THE ENDOTRACHEAL TUBE (ETT) is placed into the trachea for ventilation. The distal end of the ETT is typically angled or in a diagonal fashion. There is a continuous radiopaque stripe along the entire length of the tube. There are no side holes on an ETT. The diameter of the ETT should be roughly half to two-third the width of the trachea. The tip of the ETT should be between 3 and 5 cm above the carina, with the head in a neutral position, or roughly half the distance between the medial borders of the clavicles and the carina. The patient's head must be in a neutral position to assess the appropriate placement. Movement of the patient's head with flexion or extension can move the ETT either upward or downward approximately 2 cm, respectively. The carina can be found by first identifying the right (or left) main stem bronchus and following it proximally where it meets the opposite main stem bronchus.
The most common error with ETT placement is when it is advanced too far into the wider, more proximal, right main stem bronchus (see Figure 1). Incorrect intubation of the right bronchial tree can lead to overinflation of the right lung with an increased risk of right-sided pneumothorax, along with left-sided atelectasis, from lack of aeration of the left lung.
Conversely, if the ETT is not advanced far enough into the trachea, the patient is at an increased risk for accidental extubation and aspiration. Tubes placed in the larynx or the pharynx can lead to permanent damage to the vocal cords. If the ETT is accidentally placed in the esophagus, the patient will quickly become hypoxic and hypercapnic without being adequately ventilated. There are additional ways to detect whether the ETT is improperly placed in the esophagus, including the absence of breath sounds on auscultation, lack of chest rise, and increasing distention of the stomach with attempts to ventilate.
NASOGASTRIC TUBES
Nasogastric tubes (NGTs) are used to temporarily provide patients with nutrition, administer medication, and allow for decompression and drainage of gastric contents. There are numerous different sizes and types of NGTs, most have multiple side holes that extend from approximately 10 cm from the distal tip. The indication for the NGT should be considered when assessing for proper placement. If the NGT is primarily being used for administration of enteral feeds or medications, ideal placement is distal to the pylorus to help prevent aspiration. When the NGT is placed for decompression of the stomach and removal of gastric contents, the distal tip should be 10 cm past the esophageal gastric (EG) junction. The EG junction is located at the left cardiophrenic angle, identified by where the left hemidiaphragm meets the left side of the thoracic vertebral bodies. The NGT is the most commonly malpositioned tube and a chest or abdominal radiograph to confirm correct placement must always be obtained before usage. A systematic review of 14 national guidelines published from 2015 to 2018 unanimously agreed that radiography is the most accurate testing method (Metheny, Krieger, Healey, & Meert, 2019). Radiography is considered the gold standard for NGT placement confirmation (Fan, Tan, & Ang, 2017). Routine confirmation with auscultation and radiography may provide unreliable confirmation; thus, one must be aware of the limitations of these methods as complications may still occur (Nejo, Oya, Tsukasa, Yamaguchi, & Matsui, 2016).

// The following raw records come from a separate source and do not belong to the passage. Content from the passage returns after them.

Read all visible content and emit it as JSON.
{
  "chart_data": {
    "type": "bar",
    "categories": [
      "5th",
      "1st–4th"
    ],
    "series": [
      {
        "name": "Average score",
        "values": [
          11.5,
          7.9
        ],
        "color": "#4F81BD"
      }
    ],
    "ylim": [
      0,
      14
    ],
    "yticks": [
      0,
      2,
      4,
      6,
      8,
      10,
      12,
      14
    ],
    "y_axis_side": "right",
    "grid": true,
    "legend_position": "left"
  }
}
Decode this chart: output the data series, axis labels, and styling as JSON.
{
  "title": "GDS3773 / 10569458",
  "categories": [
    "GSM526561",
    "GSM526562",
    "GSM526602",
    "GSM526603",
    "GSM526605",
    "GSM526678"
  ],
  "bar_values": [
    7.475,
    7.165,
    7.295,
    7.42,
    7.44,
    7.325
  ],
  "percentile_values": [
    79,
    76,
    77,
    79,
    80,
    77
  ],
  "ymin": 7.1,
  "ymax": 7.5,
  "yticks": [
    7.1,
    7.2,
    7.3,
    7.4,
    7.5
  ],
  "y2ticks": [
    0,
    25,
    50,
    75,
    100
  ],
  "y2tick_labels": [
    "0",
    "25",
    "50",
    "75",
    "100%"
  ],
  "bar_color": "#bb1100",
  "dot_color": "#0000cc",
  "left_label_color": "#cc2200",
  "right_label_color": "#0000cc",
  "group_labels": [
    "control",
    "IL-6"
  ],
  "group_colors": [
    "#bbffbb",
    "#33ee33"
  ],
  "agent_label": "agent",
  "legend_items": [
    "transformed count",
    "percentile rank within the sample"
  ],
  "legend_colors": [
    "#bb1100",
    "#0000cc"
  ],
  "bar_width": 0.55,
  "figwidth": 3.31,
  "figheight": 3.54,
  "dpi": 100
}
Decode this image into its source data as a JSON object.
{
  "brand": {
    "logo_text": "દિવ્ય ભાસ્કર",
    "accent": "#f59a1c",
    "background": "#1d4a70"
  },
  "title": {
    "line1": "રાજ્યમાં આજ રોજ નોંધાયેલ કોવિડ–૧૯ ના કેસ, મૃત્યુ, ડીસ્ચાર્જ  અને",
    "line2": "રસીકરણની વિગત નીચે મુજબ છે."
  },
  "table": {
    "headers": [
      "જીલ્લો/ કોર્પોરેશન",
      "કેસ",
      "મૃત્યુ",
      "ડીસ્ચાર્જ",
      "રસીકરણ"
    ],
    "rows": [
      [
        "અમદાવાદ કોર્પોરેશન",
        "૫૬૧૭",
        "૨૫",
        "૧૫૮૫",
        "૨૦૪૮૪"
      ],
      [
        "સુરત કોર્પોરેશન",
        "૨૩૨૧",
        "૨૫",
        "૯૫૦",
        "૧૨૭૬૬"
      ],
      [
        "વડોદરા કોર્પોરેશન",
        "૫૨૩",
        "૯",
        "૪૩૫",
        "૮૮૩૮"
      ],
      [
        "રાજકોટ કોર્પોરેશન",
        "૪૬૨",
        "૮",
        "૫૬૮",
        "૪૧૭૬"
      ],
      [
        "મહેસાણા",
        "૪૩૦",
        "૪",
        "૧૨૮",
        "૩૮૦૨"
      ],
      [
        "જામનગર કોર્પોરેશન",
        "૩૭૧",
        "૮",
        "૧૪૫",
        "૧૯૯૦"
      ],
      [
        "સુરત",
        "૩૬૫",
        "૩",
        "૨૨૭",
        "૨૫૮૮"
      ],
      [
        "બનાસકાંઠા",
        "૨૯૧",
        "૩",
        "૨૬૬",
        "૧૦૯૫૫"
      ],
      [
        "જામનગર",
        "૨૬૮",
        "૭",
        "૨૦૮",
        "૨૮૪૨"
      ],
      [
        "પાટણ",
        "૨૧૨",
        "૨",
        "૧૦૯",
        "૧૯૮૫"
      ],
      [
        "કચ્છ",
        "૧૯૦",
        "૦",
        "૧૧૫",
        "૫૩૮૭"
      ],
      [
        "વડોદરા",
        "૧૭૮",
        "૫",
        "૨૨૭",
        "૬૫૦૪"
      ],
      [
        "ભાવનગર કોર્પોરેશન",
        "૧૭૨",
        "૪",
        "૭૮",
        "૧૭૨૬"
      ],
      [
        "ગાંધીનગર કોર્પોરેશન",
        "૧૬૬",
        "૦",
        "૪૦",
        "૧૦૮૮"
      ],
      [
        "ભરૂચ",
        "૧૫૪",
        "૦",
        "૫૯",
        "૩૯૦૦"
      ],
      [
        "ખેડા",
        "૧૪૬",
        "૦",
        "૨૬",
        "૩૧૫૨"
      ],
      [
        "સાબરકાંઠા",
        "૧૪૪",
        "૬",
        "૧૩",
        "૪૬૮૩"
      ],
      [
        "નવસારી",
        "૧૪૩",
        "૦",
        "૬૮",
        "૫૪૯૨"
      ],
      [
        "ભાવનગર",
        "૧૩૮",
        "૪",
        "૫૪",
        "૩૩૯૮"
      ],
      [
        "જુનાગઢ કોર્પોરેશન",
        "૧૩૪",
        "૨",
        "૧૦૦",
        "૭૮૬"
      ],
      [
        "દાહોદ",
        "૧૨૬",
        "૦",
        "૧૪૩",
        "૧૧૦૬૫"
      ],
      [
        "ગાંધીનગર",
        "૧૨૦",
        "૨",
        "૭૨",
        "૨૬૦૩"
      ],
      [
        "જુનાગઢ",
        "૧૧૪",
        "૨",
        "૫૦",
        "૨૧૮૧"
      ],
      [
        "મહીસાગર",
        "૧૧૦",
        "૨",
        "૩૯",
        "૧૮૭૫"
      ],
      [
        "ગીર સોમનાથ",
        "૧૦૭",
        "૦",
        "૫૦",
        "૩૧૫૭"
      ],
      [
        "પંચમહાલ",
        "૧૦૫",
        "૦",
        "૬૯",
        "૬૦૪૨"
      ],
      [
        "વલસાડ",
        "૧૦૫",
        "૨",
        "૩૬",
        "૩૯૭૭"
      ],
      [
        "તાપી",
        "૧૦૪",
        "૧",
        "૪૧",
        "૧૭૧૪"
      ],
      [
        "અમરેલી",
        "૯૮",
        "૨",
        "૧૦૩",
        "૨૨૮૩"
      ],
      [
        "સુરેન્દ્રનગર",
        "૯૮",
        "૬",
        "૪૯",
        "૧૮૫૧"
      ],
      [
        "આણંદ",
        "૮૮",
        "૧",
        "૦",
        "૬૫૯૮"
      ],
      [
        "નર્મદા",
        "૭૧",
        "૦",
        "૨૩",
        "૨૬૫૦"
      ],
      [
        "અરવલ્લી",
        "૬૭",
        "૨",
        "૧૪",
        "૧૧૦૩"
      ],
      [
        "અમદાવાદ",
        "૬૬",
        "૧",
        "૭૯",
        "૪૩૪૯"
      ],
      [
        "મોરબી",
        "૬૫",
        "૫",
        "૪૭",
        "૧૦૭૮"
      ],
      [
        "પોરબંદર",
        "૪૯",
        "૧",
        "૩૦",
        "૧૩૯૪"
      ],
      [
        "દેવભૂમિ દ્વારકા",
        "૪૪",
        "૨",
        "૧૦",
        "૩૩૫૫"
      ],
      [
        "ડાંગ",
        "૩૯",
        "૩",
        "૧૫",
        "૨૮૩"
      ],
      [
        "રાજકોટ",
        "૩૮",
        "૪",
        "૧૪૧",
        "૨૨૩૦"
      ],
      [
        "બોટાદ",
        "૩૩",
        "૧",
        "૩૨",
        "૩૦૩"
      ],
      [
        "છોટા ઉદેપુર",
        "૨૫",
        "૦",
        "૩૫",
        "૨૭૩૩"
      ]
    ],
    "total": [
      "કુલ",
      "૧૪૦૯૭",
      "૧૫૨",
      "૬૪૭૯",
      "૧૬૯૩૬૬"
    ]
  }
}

Most commonly, the NGT can coil in the pharynx, esophagus, or back out of the stomach. Another error with NGT insertion is tracheal or bronchial placement (see Figure 2), which could lead to pneumonia, bronchial perforation, or pneumothorax.
CHEST TUBES
A chest tube is typically a wider bore tube that has side holes to allow air or fluid to drain from the pleural space. The tube has a radiopaque stripe that breaks at the site of the side holes and all side holes must lie within the thoracic cavity to allow the chest tube to function properly (see Figures 3 and 4).
Positioning of the chest tube should correlate with the indication for placement. A chest tube placed for a pneumothorax should lie superior and anterior for drainage of air trapped in the pleural space, whereas tubes placed to drain a pleural fluid collection should be more inferior and posterior within the thoracic cavity (see Figure 5).
A chest radiograph must be obtained immediately after placement to ensure that the tube is within the pleural space. Reviewing the film will help identify malposition of the chest tube, which may include placement in an interlobar fissure, placement of the chest tube into the lung parenchyma, or insertion into the subpleural space (the potential space between the parietal pleura and the chest wall). If the chest tube is not advanced, with one or more of the side holes outside the pleural space, a persistent air leak will be present. Other complications includes placement of the chest tube into the chest wall or into the abdominal cavity.
CONCLUSION
Advanced practice providers are often in a position to confirm proper placement of a variety of tubes on chest radiograph including ETTs, NGTs, and chest tubes. Being familiar with landmarks and correct locations where the tubes should be placed can avoid untoward patient complications.